Date | November 2012 | Marks available | 2 | Reference code | 12N.3.HL.TZ0.16 |
Level | Higher level | Paper | Paper 3 | Time zone | Time zone 0 |
Command term | Define and State | Question number | 16 | Adapted from | N/A |
Question
This question is about rest mass and relativistic energy.
(i) Define the rest mass of a particle.
(ii) The rest mass of a particle is said to be an invariant quantity. State, with reference to special relativity, what is meant by the term invariant.

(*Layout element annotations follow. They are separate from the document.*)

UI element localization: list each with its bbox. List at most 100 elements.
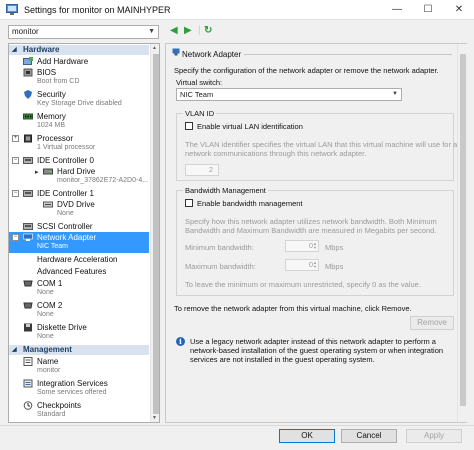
- maximize-button[interactable]: ☐: [413, 0, 443, 20]
- collapse-icon[interactable]: −: [12, 234, 19, 241]
- legacy-adapter-info: services are not installed in the guest …: [190, 355, 375, 364]
- shield-icon: [24, 90, 32, 99]
- forward-arrow-icon[interactable]: ▶: [184, 25, 192, 37]
- tree-item-hardware-acceleration[interactable]: Hardware Acceleration: [9, 254, 149, 265]
- tree-item-bios[interactable]: BIOS Boot from CD: [9, 67, 149, 88]
- chevron-down-icon: ▼: [148, 28, 155, 35]
- tree-item-dvd-drive[interactable]: DVD Drive None: [9, 199, 149, 220]
- spinner-arrows-icon[interactable]: ▲ ▼: [313, 261, 317, 269]
- minimum-bandwidth-label: Minimum bandwidth:: [185, 243, 254, 252]
- panel-description: Specify the configuration of the network…: [174, 66, 439, 75]
- tree-item-add-hardware[interactable]: Add Hardware: [9, 56, 149, 67]
- settings-app-icon: [6, 4, 18, 15]
- bandwidth-help-text: Bandwidth and Maximum Bandwidth are meas…: [185, 226, 437, 235]
- tree-item-com2[interactable]: COM 2 None: [9, 300, 149, 321]
- virtual-switch-value: NIC Team: [180, 90, 214, 99]
- tree-item-advanced-features[interactable]: Advanced Features: [9, 266, 149, 277]
- vlan-help-text: network communications through this netw…: [185, 149, 367, 158]
- scroll-up-arrow-icon[interactable]: ▲: [152, 45, 157, 51]
- maximum-bandwidth-unit: Mbps: [325, 262, 344, 271]
- vm-selector-value: monitor: [12, 27, 39, 36]
- ok-button[interactable]: OK: [279, 429, 335, 443]
- vlan-id-field[interactable]: 2: [185, 164, 219, 176]
- separator: |: [198, 25, 201, 36]
- settings-tree: ◢ Hardware Add Hardware BIOS Boot from C…: [8, 43, 160, 423]
- enable-bandwidth-label: Enable bandwidth management: [197, 199, 303, 208]
- vm-selector-dropdown[interactable]: monitor ▼: [8, 25, 159, 39]
- minimize-button[interactable]: —: [382, 0, 412, 20]
- scsi-controller-icon: [23, 223, 33, 230]
- enable-vlan-checkbox[interactable]: [185, 122, 193, 130]
- tree-item-network-adapter[interactable]: − Network Adapter NIC Team: [9, 232, 149, 253]
- memory-icon: [23, 113, 33, 120]
- expand-icon[interactable]: ▸: [35, 168, 39, 176]
- remove-button[interactable]: Remove: [410, 316, 454, 330]
- cancel-button[interactable]: Cancel: [341, 429, 397, 443]
- unrestricted-hint: To leave the minimum or maximum unrestri…: [185, 280, 421, 289]
- com-port-icon: [23, 280, 33, 287]
- integration-services-icon: [23, 379, 33, 388]
- tree-item-integration-services[interactable]: Integration Services Some services offer…: [9, 378, 149, 399]
- bios-icon: [23, 68, 33, 77]
- vlan-id-group: VLAN ID Enable virtual LAN identificatio…: [176, 109, 461, 181]
- bandwidth-management-group: Bandwidth Management Enable bandwidth ma…: [176, 186, 454, 296]
- chevron-down-icon: ▼: [392, 91, 398, 97]
- network-adapter-icon: [23, 233, 33, 241]
- legacy-adapter-info: network-based installation of the guest …: [190, 346, 444, 355]
- collapse-icon[interactable]: −: [12, 190, 19, 197]
- tree-item-checkpoints[interactable]: Checkpoints Standard: [9, 400, 149, 421]
- minimum-bandwidth-field[interactable]: 0 ▲ ▼: [285, 240, 319, 252]
- panel-scrollbar[interactable]: [457, 44, 467, 422]
- virtual-switch-label: Virtual switch:: [176, 78, 223, 87]
- tree-item-memory[interactable]: Memory 1024 MB: [9, 111, 149, 132]
- spinner-arrows-icon[interactable]: ▲ ▼: [313, 242, 317, 250]
- tree-scrollbar[interactable]: ▲ ▼: [150, 44, 159, 422]
- apply-button[interactable]: Apply: [406, 429, 462, 443]
- close-button[interactable]: ✕: [444, 0, 474, 20]
- hardware-section-header[interactable]: ◢ Hardware: [9, 45, 149, 55]
- name-icon: [23, 357, 33, 366]
- divider: [0, 425, 474, 426]
- management-section-header[interactable]: ◢ Management: [9, 345, 149, 355]
- tree-item-com1[interactable]: COM 1 None: [9, 278, 149, 299]
- checkpoints-icon: [23, 401, 33, 410]
- refresh-icon[interactable]: ↻: [204, 25, 212, 37]
- panel-title: Network Adapter: [182, 50, 242, 59]
- tree-item-scsi-controller[interactable]: SCSI Controller: [9, 221, 149, 232]
- diskette-icon: [24, 323, 32, 332]
- add-hardware-icon: [23, 57, 33, 65]
- collapse-icon[interactable]: −: [12, 157, 19, 164]
- ide-controller-icon: [23, 157, 33, 164]
- enable-bandwidth-checkbox[interactable]: [185, 199, 193, 207]
- maximum-bandwidth-label: Maximum bandwidth:: [185, 262, 256, 271]
- hard-drive-icon: [43, 168, 53, 175]
- network-adapter-icon: [172, 48, 180, 56]
- tree-item-ide-controller-0[interactable]: − IDE Controller 0: [9, 155, 149, 166]
- maximum-bandwidth-field[interactable]: 0 ▲ ▼: [285, 259, 319, 271]
- tree-item-processor[interactable]: + Processor 1 Virtual processor: [9, 133, 149, 154]
- window-title: Settings for monitor on MAINHYPER: [24, 5, 171, 15]
- back-arrow-icon[interactable]: ◀: [170, 25, 178, 37]
- expand-icon[interactable]: +: [12, 135, 19, 142]
- virtual-switch-dropdown[interactable]: NIC Team ▼: [176, 88, 402, 101]
- ide-controller-icon: [23, 190, 33, 197]
- com-port-icon: [23, 302, 33, 309]
- tree-item-diskette-drive[interactable]: Diskette Drive None: [9, 322, 149, 343]
- tree-item-security[interactable]: Security Key Storage Drive disabled: [9, 89, 149, 110]
- remove-instructions: To remove the network adapter from this …: [174, 304, 412, 313]
- tree-item-name[interactable]: Name monitor: [9, 356, 149, 377]
- dvd-drive-icon: [43, 201, 53, 208]
- tree-item-hard-drive[interactable]: ▸ Hard Drive monitor_37862E72-A2D0-4...: [9, 166, 149, 187]
- info-icon: i: [176, 337, 185, 346]
- legacy-adapter-info: Use a legacy network adapter instead of …: [190, 337, 436, 346]
- tree-scrollbar-thumb[interactable]: [153, 54, 159, 414]
- tree-item-ide-controller-1[interactable]: − IDE Controller 1: [9, 188, 149, 199]
- vlan-help-text: The VLAN identifier specifies the virtua…: [185, 140, 461, 149]
- network-adapter-panel: Network Adapter Specify the configuratio…: [165, 43, 467, 423]
- collapse-caret-icon: ◢: [12, 47, 17, 53]
- panel-scrollbar-thumb[interactable]: [460, 54, 466, 406]
- title-bar: Settings for monitor on MAINHYPER — ☐ ✕: [0, 0, 474, 20]
- divider: [244, 54, 452, 55]
- scroll-down-arrow-icon[interactable]: ▼: [152, 415, 157, 421]
- enable-vlan-label: Enable virtual LAN identification: [197, 122, 303, 131]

In a thought experiment, two particles X and Y, each of rest mass 380 MeVc–2, are approaching each other head on.
The speed of X and of Y is 0.60 c relative to a laboratory.
(i) Calculate the momentum of X in the frame of reference in which Y is at rest.
(ii) As a result of the collision a single particle Z is formed. Determine the rest mass of Z. The gamma factor for a speed of 0.60 c is 1.25.
Markscheme
(i) the mass of an object in its rest frame / the mass as measured by an observer at rest with respect to the body;
(ii) a quantity that is the same for all observers/reference frames;
(i) speed of X relative to Y is \(\left( {\frac{{0.60{\rm{c}} - \left( { - 0.60{\rm{c}}} \right)}}{{1 + {{0.60}^2}}}} \right) = 0.882{\rm{c}}\);
gamma factor at this speed is \(\gamma = \frac{1}{{\sqrt {1 - {{0.882}^2}} }} = 2.12\);
momentum is then p=γmv= 2.12×380×0.882c=710MeVc−1;
Award [3] for a bald correct answer between 700MeVc−1 and 713MeVc−1 due to rounding.
(ii) \(M{c^2} = 2 \times \gamma m{c^2} = 2 \times \frac{5}{4} \times 380\);
⇒M=950MeVc−2;
Award [2] for a bald correct answer.